The primary application is writing database migrations in Go for migration tools like goose.

Features:

  • Only SQLite. No less, no more. No bloat, no options and types that do nothing, no runtime errors.
  • Only DDL. How you manage tables and how you manage data is very different and should have a very different API. And this package has the best API you can get for DDL in Go.
  • Type safe. Through careful use of types and generics, we make it impossible to make many of the common mistakes people make in their SQL queries.
  • Supports 99% of SQLite syntax. The package is a careful translation of SQL As Understood By SQLite, the full tech spec that fully covers SQL queries that SQLite can understand.
  • Human-readable output. An internal tokenizer ensures that there are all needed spaces and parenthesis (or lack thereof) to make the generated SQL as pretty as possible.
  • Well-documented. Every function and type has a short documentation, link to the SQLite spec, and a code example. Our goal is to make it possible to write queries without leaving IDE even if you don't know SQLite or sloppy with SQL.

📥 Installation

go get github.com/orsinium-labs/ddlite

🔧 Usage

import "github.com/orsinium-labs/ddlite/ddl"

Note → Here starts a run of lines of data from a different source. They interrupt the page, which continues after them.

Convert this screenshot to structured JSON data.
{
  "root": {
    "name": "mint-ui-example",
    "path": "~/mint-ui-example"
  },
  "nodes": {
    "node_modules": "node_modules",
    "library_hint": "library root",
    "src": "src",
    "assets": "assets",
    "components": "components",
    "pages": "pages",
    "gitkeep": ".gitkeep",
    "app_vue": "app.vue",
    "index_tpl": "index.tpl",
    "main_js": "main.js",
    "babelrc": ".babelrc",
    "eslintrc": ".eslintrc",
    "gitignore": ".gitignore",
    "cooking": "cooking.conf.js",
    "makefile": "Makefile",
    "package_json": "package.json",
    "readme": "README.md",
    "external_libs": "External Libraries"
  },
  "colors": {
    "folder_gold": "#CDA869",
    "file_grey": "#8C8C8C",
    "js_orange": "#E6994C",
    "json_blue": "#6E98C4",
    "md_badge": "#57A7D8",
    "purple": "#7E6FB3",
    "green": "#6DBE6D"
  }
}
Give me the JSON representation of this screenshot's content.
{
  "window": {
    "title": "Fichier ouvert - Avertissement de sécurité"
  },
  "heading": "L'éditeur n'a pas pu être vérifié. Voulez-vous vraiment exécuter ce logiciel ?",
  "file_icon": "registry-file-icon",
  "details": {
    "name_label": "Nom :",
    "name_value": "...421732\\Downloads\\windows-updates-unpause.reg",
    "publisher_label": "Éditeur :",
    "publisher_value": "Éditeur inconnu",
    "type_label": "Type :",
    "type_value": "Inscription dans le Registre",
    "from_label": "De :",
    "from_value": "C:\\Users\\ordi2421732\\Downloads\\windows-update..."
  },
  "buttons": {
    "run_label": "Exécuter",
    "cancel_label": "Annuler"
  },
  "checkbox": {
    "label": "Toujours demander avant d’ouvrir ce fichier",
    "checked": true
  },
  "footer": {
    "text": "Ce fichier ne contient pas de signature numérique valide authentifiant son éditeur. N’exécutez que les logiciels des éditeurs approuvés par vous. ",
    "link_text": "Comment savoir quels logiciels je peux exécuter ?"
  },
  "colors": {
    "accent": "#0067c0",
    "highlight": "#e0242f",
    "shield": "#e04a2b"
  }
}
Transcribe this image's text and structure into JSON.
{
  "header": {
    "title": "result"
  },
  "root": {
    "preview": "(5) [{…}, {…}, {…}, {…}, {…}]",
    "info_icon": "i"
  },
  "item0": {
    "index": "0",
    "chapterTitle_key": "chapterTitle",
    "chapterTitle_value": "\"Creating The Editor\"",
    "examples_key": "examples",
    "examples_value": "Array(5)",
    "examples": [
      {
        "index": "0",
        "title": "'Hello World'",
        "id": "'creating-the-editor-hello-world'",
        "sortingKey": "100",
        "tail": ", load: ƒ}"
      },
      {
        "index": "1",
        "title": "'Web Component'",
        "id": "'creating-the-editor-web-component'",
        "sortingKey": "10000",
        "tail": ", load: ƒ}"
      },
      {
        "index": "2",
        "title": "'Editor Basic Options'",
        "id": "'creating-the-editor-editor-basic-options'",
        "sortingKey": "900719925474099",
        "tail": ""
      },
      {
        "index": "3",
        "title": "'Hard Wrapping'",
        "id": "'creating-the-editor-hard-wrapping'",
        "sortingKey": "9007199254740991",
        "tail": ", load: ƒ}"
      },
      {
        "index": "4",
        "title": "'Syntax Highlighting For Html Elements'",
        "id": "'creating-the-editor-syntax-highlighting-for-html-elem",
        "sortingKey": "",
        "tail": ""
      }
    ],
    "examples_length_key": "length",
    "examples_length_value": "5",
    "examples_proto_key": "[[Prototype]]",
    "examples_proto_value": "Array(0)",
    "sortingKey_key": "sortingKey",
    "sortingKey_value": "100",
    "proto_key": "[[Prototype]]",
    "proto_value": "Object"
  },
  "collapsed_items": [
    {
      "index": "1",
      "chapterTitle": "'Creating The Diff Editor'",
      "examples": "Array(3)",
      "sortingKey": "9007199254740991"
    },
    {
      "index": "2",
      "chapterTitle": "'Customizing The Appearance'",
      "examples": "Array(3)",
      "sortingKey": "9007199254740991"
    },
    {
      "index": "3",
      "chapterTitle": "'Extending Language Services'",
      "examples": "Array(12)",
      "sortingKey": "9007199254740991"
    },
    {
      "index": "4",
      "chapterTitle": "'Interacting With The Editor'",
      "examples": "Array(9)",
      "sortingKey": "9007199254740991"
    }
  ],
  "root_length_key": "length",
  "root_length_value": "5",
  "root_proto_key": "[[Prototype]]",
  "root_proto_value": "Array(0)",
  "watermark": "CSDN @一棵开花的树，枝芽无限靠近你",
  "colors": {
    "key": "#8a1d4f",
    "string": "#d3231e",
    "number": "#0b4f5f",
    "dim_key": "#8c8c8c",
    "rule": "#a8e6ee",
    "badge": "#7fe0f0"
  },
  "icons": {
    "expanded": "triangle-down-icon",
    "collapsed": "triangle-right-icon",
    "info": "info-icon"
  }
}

stmt := ddl.CreateTable("users",
    ddl.Column("name", ddl.Text, ddl.NotNull, ddl.PrimaryKey()),
    ddl.Column("age", ddl.Integer, ddl.Null),
)
sql := ddl.Must(ddl.SQL(stmt))
fmt.Println(sql)
//Output: CREATE TABLE users (name TEXT NOT NULL PRIMARY KEY, age INTEGER)

🤔 QnA

  • Why not raw SQL? There is no THE language called SQL. There are only a bunch of dialects. Each database supports lots of dialects and aliases and usually very different subset of those. SQLite is especially quirky: some early day mistakes are now part of the SQLite spec because it's too late to change them now without breaking old apps. If you want to write correct SQL for SQLite you need to read the whole documentation or get some assistance. And we're here to save you time and provide that assistance.
  • Why only one RDBMS? Each RDBMS (relational database management system) is very different. Focusing on one is the only way to have an API that isn't "the lowest common denominator".
  • Why SQLite? That's a great database that many people underestimate. It's fast, powerful, reliable, and embedded.
  • Why only DDL? How you manage tables and how you manage data is very different and should have a very different API. The idea to keep these separated is inspired by Ecto, one of the best ORMs in the world, which has a separate module and separate DSL for migrations, schemas, queries, and validation.
  • Is it maintained? SQLite doesn't get syntax updates that often. Their focus is on reliability, not features. Hence this project is pretty much feature-complete and doesn't require daily maintenance. Still, if you found a bug, contributions are welcome. Fix it, open a PR, and I'll review and merge it usually within a day.